Offsetting projects such as forestry schemes often contribute some of their credits into a buffer pool that acts as an insurance mechanism against hazards such as fires or diseases. If such hazards occur (and thus the carbon absorbed by these trees get released), the buffer pool can safeguard the carbon savings linked to the offsets; this is important for carbon offsets because under California rules, carbon savings linked to offsets need to be guaranteed for at least 100 years.
However, in just 10 years, wildfires have destroyed almost all the buffer forests designed to last 100 years, making it virtually impossible that these carbon offset buffers will last the next 90 years, especially as forest fires risk getting worse.
The findings that show that most of California’s carbon trading systems’ 100-year buffer have been wiped out have questioned the efficacy of forest carbon offsets programs, especially as risks such as forest fires and increased disease and pest prevalence are likely to worsen in the years to come. In the near term, such risks and their impacts might inform the insurance mechanism which has been found to be severely undercapitalised.

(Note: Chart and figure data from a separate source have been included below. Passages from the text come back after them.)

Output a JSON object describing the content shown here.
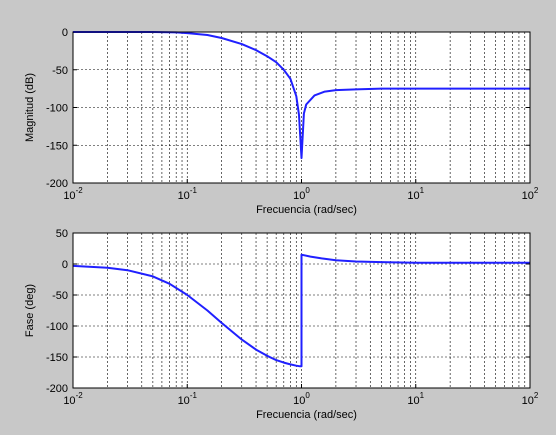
{
  "background": "#c8c8c8",
  "line_color": "#2020ff",
  "chart_data": [
    {
      "type": "line",
      "xscale": "log",
      "xlim": [
        0.01,
        100
      ],
      "ylim": [
        -200,
        0
      ],
      "grid": true,
      "xlabel": "Frecuencia (rad/sec)",
      "ylabel": "Magnitud (dB)",
      "xticks": [
        {
          "base": "10",
          "exp": "-2"
        },
        {
          "base": "10",
          "exp": "-1"
        },
        {
          "base": "10",
          "exp": "0"
        },
        {
          "base": "10",
          "exp": "1"
        },
        {
          "base": "10",
          "exp": "2"
        }
      ],
      "yticks": [
        "0",
        "-50",
        "-100",
        "-150",
        "-200"
      ],
      "series": [
        {
          "x": [
            0.01,
            0.05,
            0.08,
            0.1,
            0.15,
            0.2,
            0.3,
            0.4,
            0.5,
            0.6,
            0.7,
            0.8,
            0.9,
            0.95,
            1.0,
            1.05,
            1.1,
            1.3,
            1.6,
            2,
            3,
            5,
            10,
            30,
            100
          ],
          "y": [
            0,
            0,
            -0.5,
            -1.5,
            -4,
            -8,
            -16,
            -24,
            -32,
            -40,
            -50,
            -62,
            -85,
            -110,
            -167,
            -108,
            -96,
            -84,
            -79,
            -77,
            -76,
            -75,
            -75,
            -75,
            -75
          ]
        }
      ]
    },
    {
      "type": "line",
      "xscale": "log",
      "xlim": [
        0.01,
        100
      ],
      "ylim": [
        -200,
        50
      ],
      "grid": true,
      "xlabel": "Frecuencia (rad/sec)",
      "ylabel": "Fase (deg)",
      "xticks": [
        {
          "base": "10",
          "exp": "-2"
        },
        {
          "base": "10",
          "exp": "-1"
        },
        {
          "base": "10",
          "exp": "0"
        },
        {
          "base": "10",
          "exp": "1"
        },
        {
          "base": "10",
          "exp": "2"
        }
      ],
      "yticks": [
        "50",
        "0",
        "-50",
        "-100",
        "-150",
        "-200"
      ],
      "series": [
        {
          "x": [
            0.01,
            0.02,
            0.03,
            0.05,
            0.07,
            0.1,
            0.15,
            0.2,
            0.3,
            0.4,
            0.5,
            0.6,
            0.7,
            0.8,
            0.9,
            0.97,
            1.0,
            1.0,
            1.2,
            1.5,
            2,
            3,
            5,
            10,
            30,
            100
          ],
          "y": [
            -3,
            -6,
            -10,
            -20,
            -32,
            -50,
            -75,
            -95,
            -122,
            -138,
            -148,
            -155,
            -159,
            -162,
            -164,
            -165,
            -165,
            15,
            12,
            9,
            6,
            4,
            3,
            2,
            2,
            2
          ]
        }
      ]
    }
  ]
}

However, the implications of these findings extend much deeper, posing questions to the very act of forest carbon offsets. Might there be more efforts placed into mitigating wildfires which gives greater consideration into indigenous ways of forest management, or the diversity of crops that are planted or protected for offsets? Might forest offset efforts shift to regions with lower fire or disease risks? Or might those efforts be too little too late given increasing wildfire and disease risks in many parts of the planet? Could such setbacks in the carbon offset programs direct more effort towards mitigation by direct carbon emissions reductions rather than by the use of offsets?